4.11. Statistical Analysis

Statistical tests were performed using the SPSS IBM version 25. Data are expressed as means ± SEM. Statistical differences in numeric data showing a normal distribution were evaluated using one-way ANOVA followed by Bonferroni post hoc test for comparing study groups. Three high power fields (magnification 100) from five serial sections (fixed 15 µm inter-section) per animal for each group were examined.

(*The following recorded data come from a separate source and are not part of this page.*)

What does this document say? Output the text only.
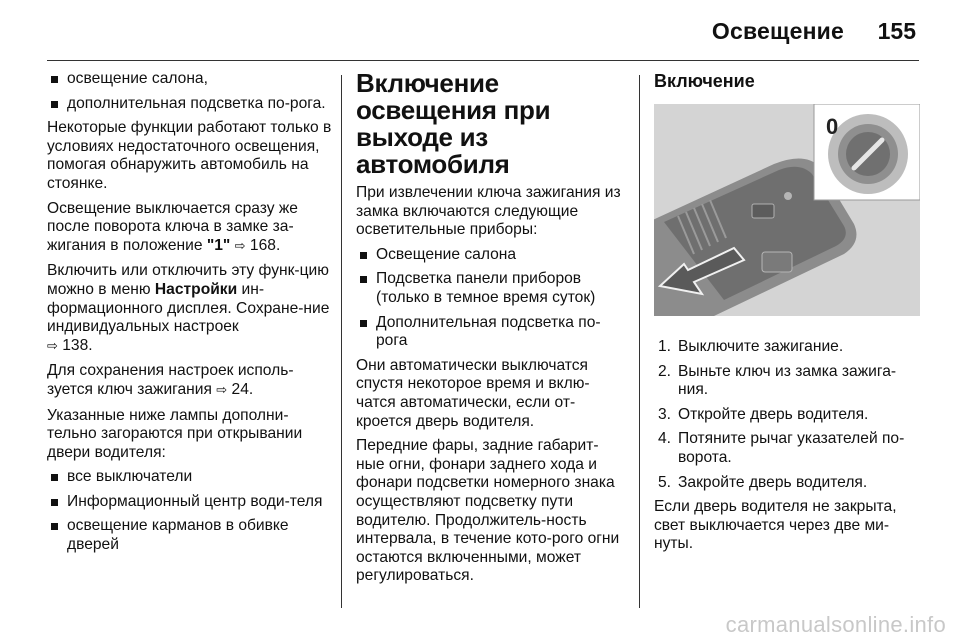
Освещение 155
освещение салона,
дополнительная подсветка по-рога.

Некоторые функции работают только в условиях недостаточного освещения, помогая обнаружить автомобиль на стоянке.

Освещение выключается сразу же после поворота ключа в замке за-жигания в положение "1" ⇨ 168.

Включить или отключить эту функ-цию можно в меню Настройки ин-формационного дисплея. Сохране-ние индивидуальных настроек
⇨ 138.

Для сохранения настроек исполь-зуется ключ зажигания ⇨ 24.

Указанные ниже лампы дополни-тельно загораются при открывании двери водителя:

все выключатели
Информационный центр води-теля
освещение карманов в обивке дверей
Включение освещения при выходе из автомобиля

При извлечении ключа зажигания из замка включаются следующие осветительные приборы:

Освещение салона
Подсветка панели приборов (только в темное время суток)
Дополнительная подсветка по-рога

Они автоматически выключатся спустя некоторое время и вклю-чатся автоматически, если от-кроется дверь водителя.

Передние фары, задние габарит-ные огни, фонари заднего хода и фонари подсветки номерного знака осуществляют подсветку пути водителю. Продолжитель-ность интервала, в течение кото-рого огни остаются включенными, может регулироваться.

Включение
0
1. Выключите зажигание.
2. Выньте ключ из замка зажига-ния.
3. Откройте дверь водителя.
4. Потяните рычаг указателей по-ворота.
5. Закройте дверь водителя.

Если дверь водителя не закрыта, свет выключается через две ми-нуты.

carmanualsonline.info
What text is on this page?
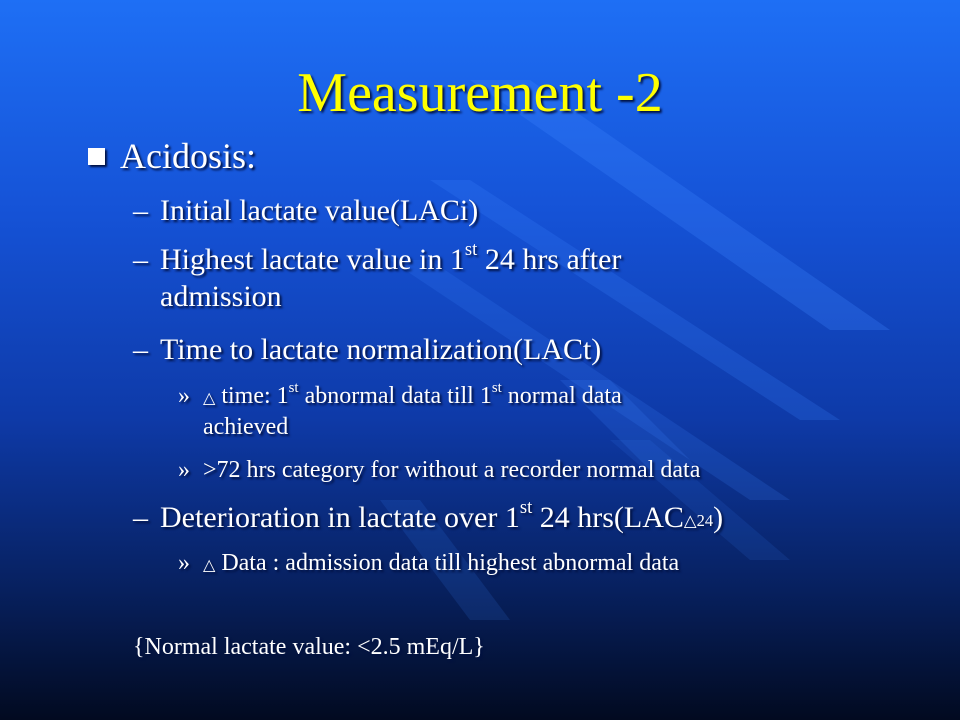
Measurement -2
Acidosis:
– Initial lactate value(LACi)
– Highest lactate value in 1st 24 hrs after
admission
– Time to lactate normalization(LACt)
» △ time: 1st abnormal data till 1st normal data
achieved
» >72 hrs category for without a recorder normal data
– Deterioration in lactate over 1st 24 hrs(LAC△24)
» △ Data : admission data till highest abnormal data
{Normal lactate value: <2.5 mEq/L}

Data from scoring or quantitative data from PCR results were presented as medians and analyzed by a non-parametric ANOVA and a post hoc test. The differences were considered significant when p ≤ 0.05. To approve the statistical power of the experimental parameters after exclusion of dead animals, power analysis was conducted using G*Power computer program (Version 3.1.9.4 © 1992–2019) [66].